Quiet, far from the sea and its winds, this little hamlet lends itself to leisurely strolls. You will be impressed by the originality of the houses, all of which have tiled roofs, probably remnants of the village’s tradition in ceramics. The Piazza, the town’s only square, is where you will enjoy a coffee. And you’ll love ascending to the neighbourhoods of Galatas and Pera Rouga.
When nature is in the right mood, the results are places like Kolona beach. A narrow strip of heavenly sand is surrounded by the sea, creating two independent beaches. The deep blue, limpid waters and the uniqueness of the landscape justify its description as one of the most beautiful beaches in the Aegean.
In the only area on the island with pine trees, perched on a rock, lies the Monastery of Panagia Kanala, named after the patron saint of the island and one of the most important pilgrimage sites in the Cyclades. The miraculous icon of the Holy Virgin, allegedly a creation of Saint Luke, is kept here. Tradition has it that the icon was found by fishermen on a starry night in the straits between Kythnos and Serifos. On August 15 each year, there is a big celebration with a procession and re-enactment of the discovery of the Blessed Virgin’s icon.
Only 800m away from Hora lies a monastery whose main church still stands resplendent in its island style, with curved and whitewashed walls. Legend tells that it was to here that the icon of Panagia Nikopios was transported from Constantinople, later stolen by the Venetians and today situated in Saint Mark’s Basilica in Venice. On August 15th every year, there is a big celebration followed by a great feast.

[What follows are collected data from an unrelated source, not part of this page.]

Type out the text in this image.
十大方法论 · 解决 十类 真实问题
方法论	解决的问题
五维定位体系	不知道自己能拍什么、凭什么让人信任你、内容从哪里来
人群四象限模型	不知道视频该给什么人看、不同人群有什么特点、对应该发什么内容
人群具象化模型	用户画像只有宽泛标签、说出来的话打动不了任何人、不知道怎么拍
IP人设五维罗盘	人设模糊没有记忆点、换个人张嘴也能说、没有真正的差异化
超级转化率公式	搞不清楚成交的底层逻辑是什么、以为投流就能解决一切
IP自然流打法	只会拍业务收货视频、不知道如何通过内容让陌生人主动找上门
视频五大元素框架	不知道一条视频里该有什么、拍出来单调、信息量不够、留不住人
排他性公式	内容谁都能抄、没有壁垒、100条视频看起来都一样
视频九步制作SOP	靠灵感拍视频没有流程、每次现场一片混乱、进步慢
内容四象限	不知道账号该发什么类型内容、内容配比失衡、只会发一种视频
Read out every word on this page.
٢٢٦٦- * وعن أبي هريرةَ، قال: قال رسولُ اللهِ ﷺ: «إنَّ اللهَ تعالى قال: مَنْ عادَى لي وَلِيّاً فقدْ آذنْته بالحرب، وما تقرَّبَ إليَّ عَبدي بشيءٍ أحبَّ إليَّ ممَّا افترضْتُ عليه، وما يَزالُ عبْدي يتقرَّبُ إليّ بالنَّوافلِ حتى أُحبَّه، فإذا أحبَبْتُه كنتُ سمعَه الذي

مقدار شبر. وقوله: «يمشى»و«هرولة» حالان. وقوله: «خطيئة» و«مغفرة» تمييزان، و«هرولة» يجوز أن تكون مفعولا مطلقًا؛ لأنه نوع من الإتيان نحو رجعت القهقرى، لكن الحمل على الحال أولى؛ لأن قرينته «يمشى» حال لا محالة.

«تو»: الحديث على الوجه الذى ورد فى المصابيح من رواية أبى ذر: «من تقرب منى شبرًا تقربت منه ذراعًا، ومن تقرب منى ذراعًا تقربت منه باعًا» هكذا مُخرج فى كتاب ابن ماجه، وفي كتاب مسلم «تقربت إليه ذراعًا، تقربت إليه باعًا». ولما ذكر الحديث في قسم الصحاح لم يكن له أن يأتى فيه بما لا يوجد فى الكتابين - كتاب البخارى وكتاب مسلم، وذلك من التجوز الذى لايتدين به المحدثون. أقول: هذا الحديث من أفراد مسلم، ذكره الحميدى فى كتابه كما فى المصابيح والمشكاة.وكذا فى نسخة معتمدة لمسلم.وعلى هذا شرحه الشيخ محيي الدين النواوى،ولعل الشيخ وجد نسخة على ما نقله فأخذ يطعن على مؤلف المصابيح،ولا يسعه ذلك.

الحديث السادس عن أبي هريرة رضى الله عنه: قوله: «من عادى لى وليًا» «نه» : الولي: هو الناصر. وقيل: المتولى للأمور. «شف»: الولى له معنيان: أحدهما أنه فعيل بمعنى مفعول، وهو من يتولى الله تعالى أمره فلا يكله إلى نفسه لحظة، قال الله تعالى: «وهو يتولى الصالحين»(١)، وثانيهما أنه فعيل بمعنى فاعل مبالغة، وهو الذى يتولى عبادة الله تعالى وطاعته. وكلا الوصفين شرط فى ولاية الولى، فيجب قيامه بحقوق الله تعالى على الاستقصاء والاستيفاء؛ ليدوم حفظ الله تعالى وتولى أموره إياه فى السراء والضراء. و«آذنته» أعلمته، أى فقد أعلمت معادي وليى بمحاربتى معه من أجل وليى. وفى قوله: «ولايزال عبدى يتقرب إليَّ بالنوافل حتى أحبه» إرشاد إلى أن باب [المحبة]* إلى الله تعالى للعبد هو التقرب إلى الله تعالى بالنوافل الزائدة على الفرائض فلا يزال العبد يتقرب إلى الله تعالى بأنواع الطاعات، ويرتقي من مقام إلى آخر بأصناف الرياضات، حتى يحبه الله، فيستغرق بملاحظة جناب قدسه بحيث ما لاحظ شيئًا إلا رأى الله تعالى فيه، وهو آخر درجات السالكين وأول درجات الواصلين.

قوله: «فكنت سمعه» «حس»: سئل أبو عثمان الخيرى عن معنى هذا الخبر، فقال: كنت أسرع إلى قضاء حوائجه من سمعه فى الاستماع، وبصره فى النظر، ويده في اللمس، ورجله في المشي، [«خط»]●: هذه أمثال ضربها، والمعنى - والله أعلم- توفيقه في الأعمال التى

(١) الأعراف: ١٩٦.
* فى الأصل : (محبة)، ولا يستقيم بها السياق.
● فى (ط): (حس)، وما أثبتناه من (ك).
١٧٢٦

On the Katakefalos elevation, where the capital of the island used to be, there are remnants of houses and two churches of the citadel that prospered during the Venetian occupation. It is thought to be the legendary Castle of Oria, which withstood the Turkish siege for 12 years and fell because of a traitor who seduced beautiful Oria into opening the gates for him. The view of the Aegean from here is sublime.
The folk museum in Driopida is well worth a visit for the local costumes and objects of everyday use from days gone by exhibited here.
Visit the church of Agios Minas in Driopida with the carved wood altarpiece, the traditional hand-crafted bishop’s throne, and ornate Holy Bier. In Hora, you should also visit the Church of Agios Savvas, dating from 1613, and the Church of Metamorfosis tou Sotira, with its special icon screen, the work of some of the greatest Cretan iconographers.